On peut ne pas savoir ce qui marche, mais on a beaucoup d’exemples de ce qui ne marche pas, et on ne peut pas continuer à les ignorer. Seule super puissance mondiale, les USA commencent à s’effilocher. La moindre intervention cause du ressentiment, et même de nombreux alliés traditionnels s’opposent presque ouvertement aux plans US. La politique étrangère excessivement proactive des Etats-Unis a aussi permis aux autres nations d’éviter de prendre la responsabilité de leur propre sécurité, et d’éviter de prendre les décisions difficiles qu’implique cette responsabilité.

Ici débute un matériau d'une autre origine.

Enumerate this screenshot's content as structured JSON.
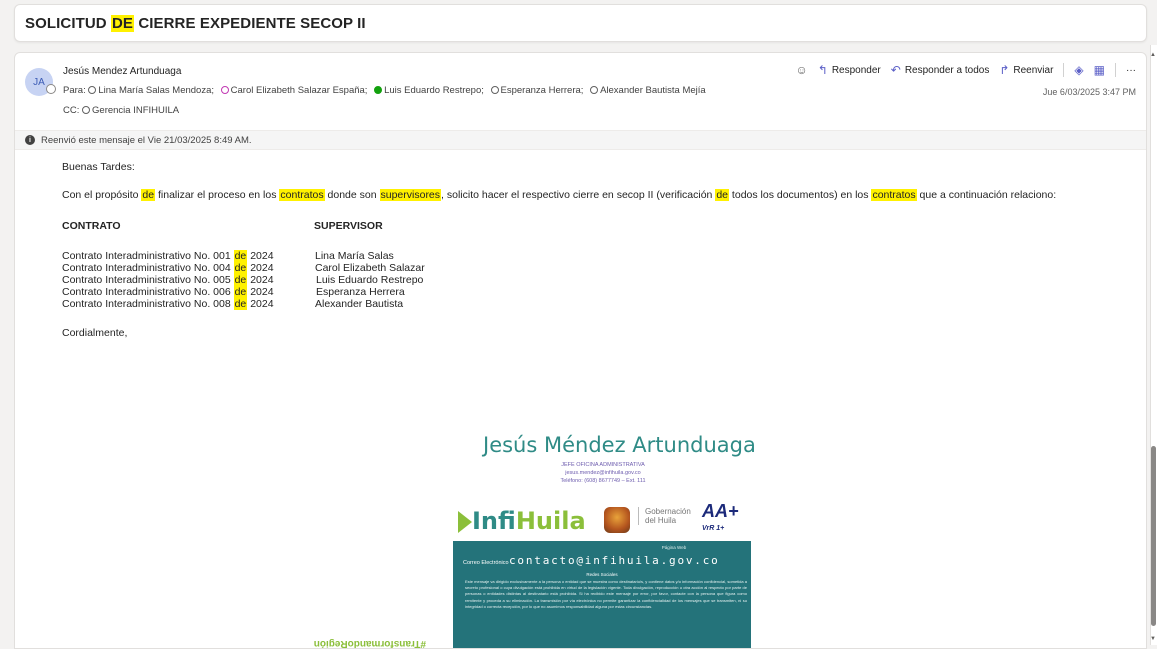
{
  "subject": {
    "before": "SOLICITUD ",
    "highlight": "DE",
    "after": " CIERRE EXPEDIENTE SECOP II"
  },
  "header": {
    "avatar_initials": "JA",
    "sender": "Jesús Mendez Artunduaga",
    "to_label": "Para:",
    "to": [
      {
        "name": "Lina María Salas Mendoza;",
        "status": "grey"
      },
      {
        "name": "Carol Elizabeth Salazar España;",
        "status": "pink"
      },
      {
        "name": "Luis Eduardo Restrepo;",
        "status": "green"
      },
      {
        "name": "Esperanza Herrera;",
        "status": "empty"
      },
      {
        "name": "Alexander Bautista Mejía",
        "status": "grey"
      }
    ],
    "cc_label": "CC:",
    "cc": "Gerencia INFIHUILA",
    "date": "Jue 6/03/2025 3:47 PM"
  },
  "actions": {
    "reply": "Responder",
    "reply_all": "Responder a todos",
    "forward": "Reenviar",
    "more": "···"
  },
  "forward_notice": "Reenvió este mensaje el Vie 21/03/2025 8:49 AM.",
  "body": {
    "greeting": "Buenas Tardes:",
    "intro": {
      "p1": "Con el propósito ",
      "h1": "de",
      "p2": " finalizar el proceso en los ",
      "h2": "contratos",
      "p3": " donde son ",
      "h3": "supervisores",
      "p4": ", solicito hacer el respectivo cierre en secop II (verificación ",
      "h4": "de",
      "p5": " todos los documentos) en los ",
      "h5": "contratos",
      "p6": " que a continuación relaciono:"
    },
    "col_contract": "CONTRATO",
    "col_supervisor": "SUPERVISOR",
    "rows": [
      {
        "pre": "Contrato Interadministrativo No. 001 ",
        "hl": "de",
        "post": " 2024",
        "supervisor": "Lina María Salas"
      },
      {
        "pre": "Contrato Interadministrativo No. 004 ",
        "hl": "de",
        "post": " 2024",
        "supervisor": "Carol Elizabeth Salazar"
      },
      {
        "pre": "Contrato Interadministrativo No. 005 ",
        "hl": "de",
        "post": " 2024",
        "supervisor": "Luis Eduardo Restrepo"
      },
      {
        "pre": "Contrato Interadministrativo No. 006 ",
        "hl": "de",
        "post": " 2024",
        "supervisor": "Esperanza Herrera"
      },
      {
        "pre": "Contrato Interadministrativo No. 008 ",
        "hl": "de",
        "post": " 2024",
        "supervisor": "Alexander Bautista"
      }
    ],
    "closing": "Cordialmente,"
  },
  "signature": {
    "name": "Jesús Méndez Artunduaga",
    "role": "JEFE OFICINA ADMINISTRATIVA",
    "email": "jesus.mendez@infihuila.gov.co",
    "phone": "Teléfono: (608) 8677749 – Ext. 111",
    "brand_a": "Infi",
    "brand_b": "Huila",
    "gob_1": "Gobernación",
    "gob_2": "del Huila",
    "rating": "AA+",
    "rating_sub": "VrR 1+",
    "tag": "#TransformandoRegión",
    "web_label": "Página Web",
    "mail_label": "Correo Electrónico",
    "mail": "contacto@infihuila.gov.co",
    "social_label": "Redes Sociales",
    "legal": "Este mensaje va dirigido exclusivamente a la persona o entidad que se muestra como destinatario/s, y contiene datos y/o información confidencial, sometida a secreto profesional o cuya divulgación está prohibida en virtud de la legislación vigente. Toda divulgación, reproducción u otra acción al respecto por parte de personas o entidades distintas al destinatario está prohibida. Si ha recibido este mensaje por error, por favor, contacte con la persona que figura como remitente y proceda a su eliminación. La transmisión por vía electrónica no permite garantizar la confidencialidad de los mensajes que se transmiten, ni su integridad o correcta recepción, por lo que no asumimos responsabilidad alguna por estas circunstancias."
  },
  "colors": {
    "highlight": "#fff100",
    "accent": "#5b5fc7",
    "teal": "#24737a",
    "green_brand": "#8bbf3a"
  }
}
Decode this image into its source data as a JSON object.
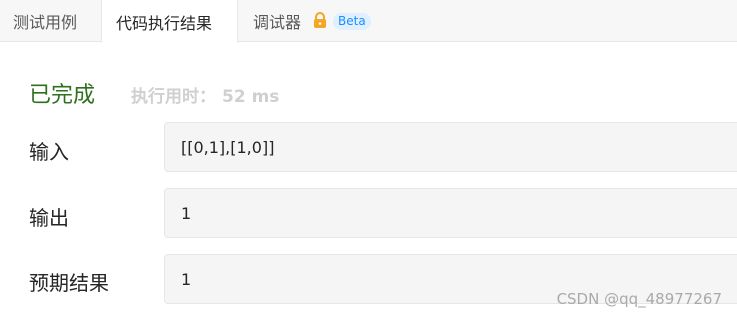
{
  "tabs": {
    "testcase": "测试用例",
    "result": "代码执行结果",
    "debugger": "调试器",
    "beta": "Beta"
  },
  "icons": {
    "lock": "lock-icon"
  },
  "colors": {
    "status_success": "#2f6f1e",
    "lock": "#f5a623",
    "beta_text": "#1a90ff"
  },
  "result": {
    "status": "已完成",
    "runtime_label": "执行用时：",
    "runtime_value": "52 ms"
  },
  "fields": {
    "input_label": "输入",
    "input_value": "[[0,1],[1,0]]",
    "output_label": "输出",
    "output_value": "1",
    "expected_label": "预期结果",
    "expected_value": "1"
  },
  "watermark": "CSDN @qq_48977267"
}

Dans le même temps, l’ONU est devenue l’exemple parfait d’une institution brisée. Quand les leaders ont peur d’agir pour de bon, ils s’adressent à l’ONU, où ils savent que rien de tangible ne sera réalisé. Les résolutions sont régulièrement ignorées sans conséquences, et en fait, sont ouvertement bafouées. Le Hezbollah a fièrement agité des armes quand l’armée Israélienne a quitté le Liban, et les soldats Israéliens kidnappés attendent toujours d’être libérés.

Alors, que faire ?  "Mission accomplie" en Irak, sans plaisanter. Les objectifs d’origine — déposer Saddam Hussein et tenir des élections — ont été atteints. Bâtir une nation n’a jamais été à l’ordre du jour, et n’a pas à y être ajouté maintenant. Toutes les troupes alliées du monde ne parviendront pas à empêcher le peuple de poursuivre sa guerre civile, si tel est son choix. Tant que les leaders Musulmans en Irak et ailleurs ne voudront pas affronter leurs éléments radicaux, les étrangers seront des spectateurs, dans la ligne de feu.

Quant à la stabilité, si les troupes alliées quittent l’Irak : Quelle stabilité ? Je ne dirais pas que la situation peut empirer—si nous avons appris quelque chose, c’est que les choses au Moyen Orient peuvent toujours empirer; mais au moins la dynamique actuelle de la mort pourrait changer. Et avec le changement, il y a toujours un espoir d’amélioration. Sans changement, on attend un résultat différent de la même conduite, une chose que quelqu’un a une fois défini comme une insanité.